In 2013 I worked at NET-A-PORTER, where we ran a year-long graduate program. Participants did three-month rotations with four teams, getting experience with different parts of our business. I volunteered to run a workshop introducing them to shell programming, and later adapted the material into this blog post1.
This is the Unix philosophy: write programs that do one thing, and do it well. Write programs to work together. Write programs to handle text streams, because that is a universal interface.
—Doug McIlroy
Look through /bin
and /usr/bin
on any Unix system and you'll find
hundreds of little tools you can glue together to accomplish complex
tasks. If you are serious about becoming a confident command-line
jockey, it is a good idea to skim the man pages for all the commands
covered in those directories. You don't have to memorise them, but
read enough to understand what each program does.
To whet your appetite, I'll introduce you to some of my favourite shell commands. But first, let's start by quickly covering how one can string programs together. A Unix program generally has one input stream and two output streams, known respectively as:
- Standard Input (aka
stdin
) - Standard Output (aka
stdout
) - Standard Error (aka
stderr
)
stdout
and stderr
are usually connected to the terminal that
invokes the program. Sometimes there's a command-line switch to
redirect output to a file instead. stdin
is usually connected to the
keyboard, though often programs will read input from any files given
as command line arguments. Here are some examples:
Download a file and dump its content to the terminal
curl -L http://bit.ly/13kW1yP
Save output of a URL to a file
curl -L http://bit.ly/13kW1yP -o primes.txt
Dump the content of a file to the terminal
cat primes.txt
Redirection
Some programs don't have switches to decide where to read from, or a way to name files for their output. Transcribing input from a file as input to your program is hardly ideal. Neither would transcribing output from the terminal and into an output file. Your friendly shell can help. We can ask the shell to redirect the input, output or error streams for a program to or from files. We use the following symbols to do that:
- < redirect
stdin
- > redirect
stdout
- 2> redirect
stderr
Here are some examples. (In some cases, these examples just show variants of the above. That is intentional. There's more than one way to skin a cat.)

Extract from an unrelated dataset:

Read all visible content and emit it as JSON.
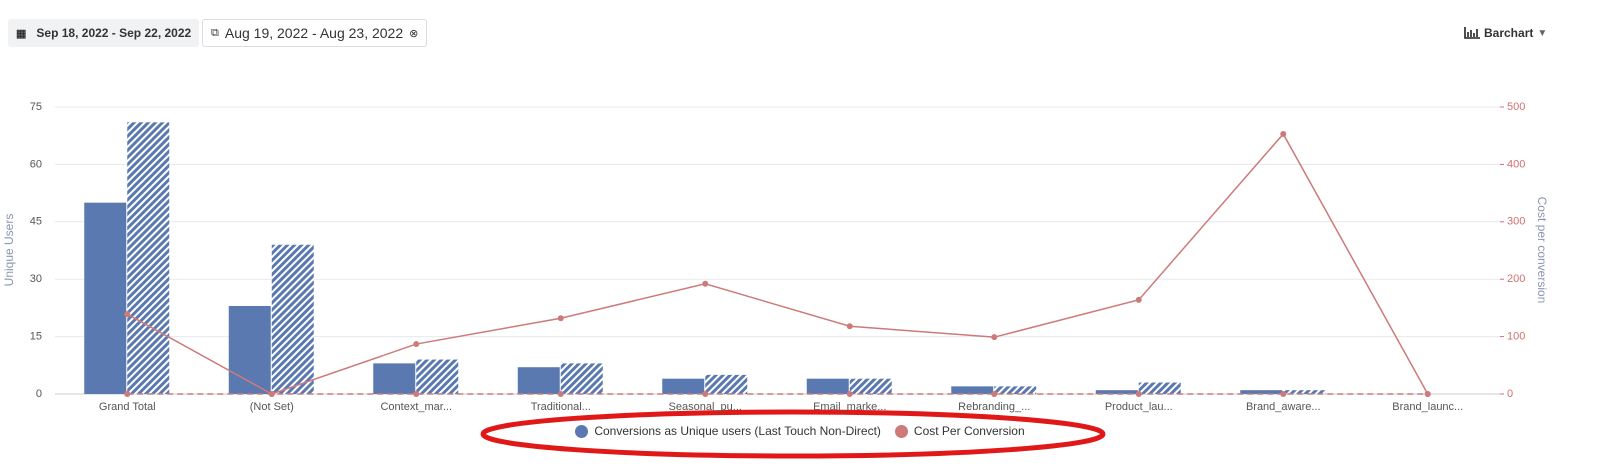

Download a file and dump its content into a file
curl -L http://bit.ly/13kW1yP > primes.txt
.. again, but redirect progress/errors to a different file
curl -L http://bit.ly/13kW1yP > primes.txt 2> primes.err
Redirect standard input
cat < primes.err
Concatenate two files, dump the result in a third
cat primes.txt primes.err > foo
Pipes
With input and output redirection and judicious use of temporary files
you should now be able to chain simple programs together into ad-hoc
bigger ones. However, it's not convenient. In Unix you can use a pipe
(|
) to redirect a program's output directly to another program's
input. Some examples:
Count combined characters/words/lines in two files
cat primes.err primes.txt | wc
Count stuff in OUTPUT from a previous wc:
wc primes.txt | wc
You can, of course, combine pipes and input/output redirection:
Direct stderr to a file, count lines in stdout
curl -L http://bit.ly/13kW1yP 2> errors.txt | wc -l
Meaningless (but valid) use of pipes and redirection…

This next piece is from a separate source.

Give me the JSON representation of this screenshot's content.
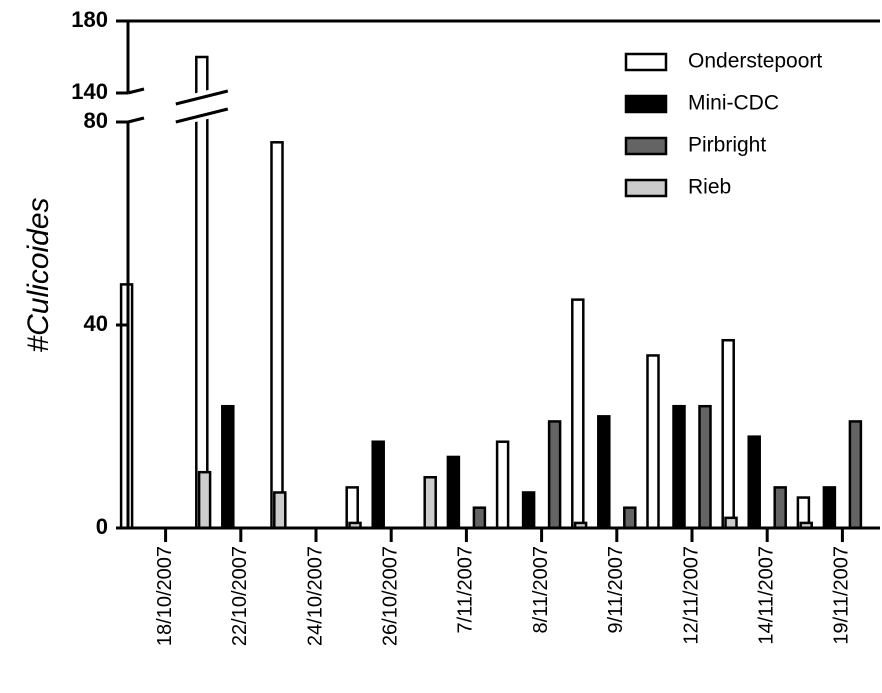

wc < primes.txt | wc | wc > foo
Exercises
We'll be using the file you've already downloaded a few times now in these exercises. It contains a list of UK Prime Ministers, 1 line per year. You'll need the following commands:
curl
: transfer data to or from URLswc
: counts characters/words/linessort
: sorts its inputuniq
: removes duplicate lines from its inputhead
&tail
: return the first/last N lines from a file/stream
Some of the exercises requires you to invoke these commands with
command-line switches to alter their basic behaviour. You will have to
use the man command to read about which switches are available and
what they do. For example, man sort
will bring up sort
's manual
page.
OK. Ready? Go:
- Download primes.txt if you haven't already
- Count the total number of lines in primes.txt
- Answer: 289 (290 including final newline)
- Count the number of unique prime ministers
- Answer: 53
- Count the prime ministers that served more than one year
- Answer: 40
- Count the prime ministers that served only 1 year
- Answer: 13
- Return the 3 prime ministers with highest number of years, in ascending order
- Answer: Jenkinson, Pitt, Walpole
- (Returning additional information in each line is OK)
- As the previous, but return the primes in position 2, 3 & 4 in descending order
- Answer: Pitt, Jenkinson, Gladstone
- (Returning additional information in each line is OK)
As NET-A-PORTER's tech blog is no longer available, I obtained the original from the internet archive for re-posting here.